When God Feels Dangerous

“The Good Shepherd” by Henry Ossawa Tanner

When I was little, I had a fluffy, white, stuffed animal cat named Crystal. She was a favorite toy and a constant companion. I traveled with her, made up stories about her, and no matter where I was I could drift easily off to sleep if she was with me. 

To this day, I vividly remember a nightmare I had about Crystal years ago. As I held her to my chest, she transformed into a hideous cartoonish villain. Her round blue eyes narrowed to red slits. Her sewn mouth opened to a jeering grin filled with venomous pointed teeth. Her soft white fur bristled and darkened, and her huggable body was all angles and arches as she took in a breath to hiss evilly at me. 

I woke with a fright and kicked her from my bed. Gasping with fear, I struggled to disentangle dream from reality. It took a long time of suspiciously watching Crystal out of the corner of my eye—in the light of day, of course—before I trusted her enough to let her back onto my bed. That one frightening image was burned into my mind. It over-wrote years of happy memories, and my unquestioning trust that my favorite stuffed animal would always be gentle and comforting. 


For some of us, our relationship with the Lord can have frightening parallels to my *melodramatic* childhood experience.

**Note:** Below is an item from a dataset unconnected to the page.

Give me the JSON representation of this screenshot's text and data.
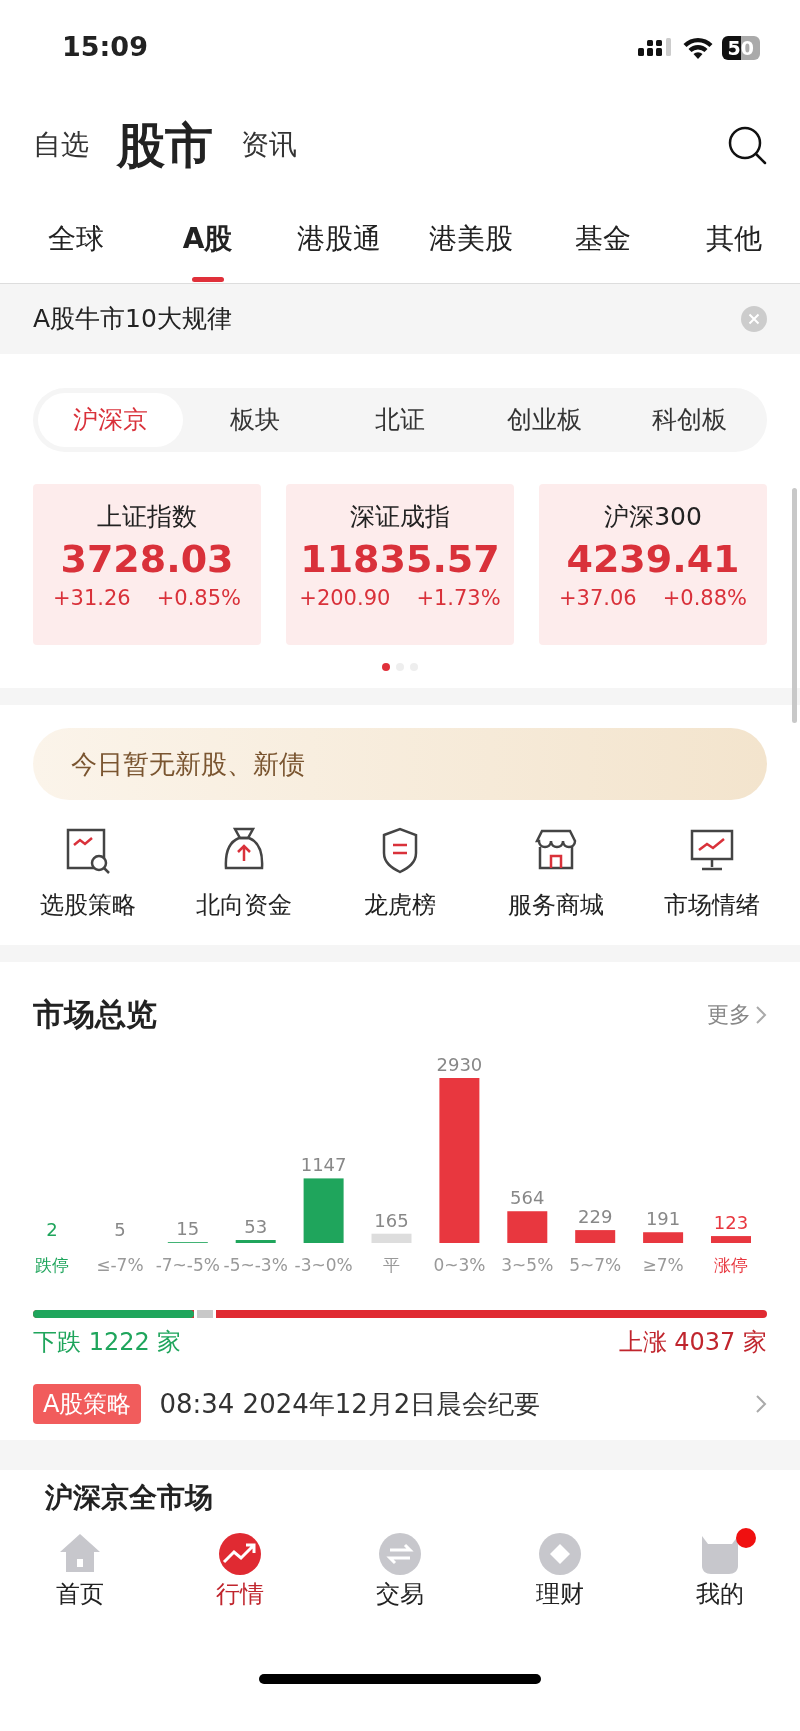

We know that God’s character never changes,1 but for various reasons our understanding of God can undergo frightening or even traumatic change. 

Unfortunately, a changed view of God can be forced on us—like a horrific nightmare we didn’t choose. In Scripture, God compares himself to a king, a father, a mother, a shepherd, a husband, and other roles present in our daily lives. If those types of people have harmed us in the past through abuse, neglect, or other distortions of their God-given relationships and leadership, they have changed our fundamental understanding of that role. And in turn, our understanding of who God tells us he is can be broken. 

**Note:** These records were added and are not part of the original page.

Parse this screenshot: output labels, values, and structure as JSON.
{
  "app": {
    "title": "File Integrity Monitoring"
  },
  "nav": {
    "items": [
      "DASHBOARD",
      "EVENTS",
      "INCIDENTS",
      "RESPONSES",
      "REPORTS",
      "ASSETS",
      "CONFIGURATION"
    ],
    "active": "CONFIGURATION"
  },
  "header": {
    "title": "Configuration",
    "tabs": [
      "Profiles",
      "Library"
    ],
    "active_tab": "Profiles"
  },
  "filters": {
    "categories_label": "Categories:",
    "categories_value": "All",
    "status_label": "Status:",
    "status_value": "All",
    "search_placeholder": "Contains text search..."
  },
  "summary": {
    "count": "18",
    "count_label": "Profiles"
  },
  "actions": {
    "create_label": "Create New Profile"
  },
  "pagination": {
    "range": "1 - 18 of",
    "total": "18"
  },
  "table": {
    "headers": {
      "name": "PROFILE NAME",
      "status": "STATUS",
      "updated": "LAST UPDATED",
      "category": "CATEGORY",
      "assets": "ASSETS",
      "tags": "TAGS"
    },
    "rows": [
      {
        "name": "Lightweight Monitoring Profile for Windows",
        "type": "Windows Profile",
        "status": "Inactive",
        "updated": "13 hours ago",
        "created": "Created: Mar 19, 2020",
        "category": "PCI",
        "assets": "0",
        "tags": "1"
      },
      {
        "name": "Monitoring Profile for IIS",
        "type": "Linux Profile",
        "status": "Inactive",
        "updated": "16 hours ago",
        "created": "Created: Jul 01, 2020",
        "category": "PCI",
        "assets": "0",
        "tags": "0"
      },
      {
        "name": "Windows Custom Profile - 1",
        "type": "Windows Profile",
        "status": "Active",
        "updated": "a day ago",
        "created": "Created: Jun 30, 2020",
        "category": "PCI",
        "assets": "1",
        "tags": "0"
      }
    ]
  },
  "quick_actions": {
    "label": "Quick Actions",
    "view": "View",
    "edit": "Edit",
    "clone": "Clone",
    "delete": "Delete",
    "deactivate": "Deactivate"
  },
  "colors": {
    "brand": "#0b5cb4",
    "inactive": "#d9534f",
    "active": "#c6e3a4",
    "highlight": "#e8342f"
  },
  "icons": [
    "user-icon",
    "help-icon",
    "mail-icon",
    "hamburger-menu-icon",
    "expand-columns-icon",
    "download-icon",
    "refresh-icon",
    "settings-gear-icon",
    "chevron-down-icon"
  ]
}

With enough time and repetition, our body and minds can be ‘rewired’ to hold that trauma. If we have been spiritually abused by a mentor or spiritual leader ‘in the name of God,’ the experience can traumatically alter our relationship with God himself. It can take a long time to heal—to sort out the truth of who God is from how he’s been falsely portrayed to us, to understand and believe that God is not dangerous. 

I have recently walked through a dark valley of spiritual abuse. I worked in ministry under a boss and mentor I trusted with vulnerable parts of my spirit, and that trust was abused to take far-reaching control of many areas of my life—mental, physical, emotional, spiritual, occupational, social—all of it. No area of my life felt safe or untouched. 

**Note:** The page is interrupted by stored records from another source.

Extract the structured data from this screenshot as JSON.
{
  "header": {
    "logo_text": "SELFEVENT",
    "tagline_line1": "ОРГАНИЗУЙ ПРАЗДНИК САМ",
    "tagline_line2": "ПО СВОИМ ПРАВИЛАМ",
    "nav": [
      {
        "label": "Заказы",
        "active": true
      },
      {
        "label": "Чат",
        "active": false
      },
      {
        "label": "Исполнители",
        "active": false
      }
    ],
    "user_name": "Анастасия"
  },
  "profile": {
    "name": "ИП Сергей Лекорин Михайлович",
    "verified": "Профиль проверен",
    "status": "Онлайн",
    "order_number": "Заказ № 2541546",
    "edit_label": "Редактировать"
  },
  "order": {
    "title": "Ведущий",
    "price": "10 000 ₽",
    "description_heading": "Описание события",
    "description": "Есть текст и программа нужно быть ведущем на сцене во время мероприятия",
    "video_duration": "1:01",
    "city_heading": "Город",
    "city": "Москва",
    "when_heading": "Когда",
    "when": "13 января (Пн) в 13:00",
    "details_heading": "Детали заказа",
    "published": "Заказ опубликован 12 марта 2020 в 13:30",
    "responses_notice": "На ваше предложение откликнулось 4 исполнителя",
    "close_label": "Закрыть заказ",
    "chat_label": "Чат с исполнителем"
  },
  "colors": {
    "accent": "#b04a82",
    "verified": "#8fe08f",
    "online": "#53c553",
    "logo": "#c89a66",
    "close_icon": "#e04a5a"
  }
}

With some time and space after leaving the situation, my heart, soul, and body dropped out of the high-adrenaline survival mode I had been in, and the full impact of my experience shattered my spiritual life. This fallout is common to those who’ve survived spiritual abuse. In the same way that that one nightmarish image of a trusted comfort from my childhood over-wrote what my mind knew to be true, one experience with a bad shepherd can deeply damage a person’s faith in the Lord. 


Victims of spiritual abuse experience the same repetitive cycle of abuse that a beaten wife or a rape survivor experience.2 They can struggle to sort out whether their experience was their own fault, and they can feel deeply grieved and violated, as well as immense shame and disorientation. The difference with spiritual abuse, is that what the survivor has experienced has been done to them in the name and under the ‘authority’ of God. 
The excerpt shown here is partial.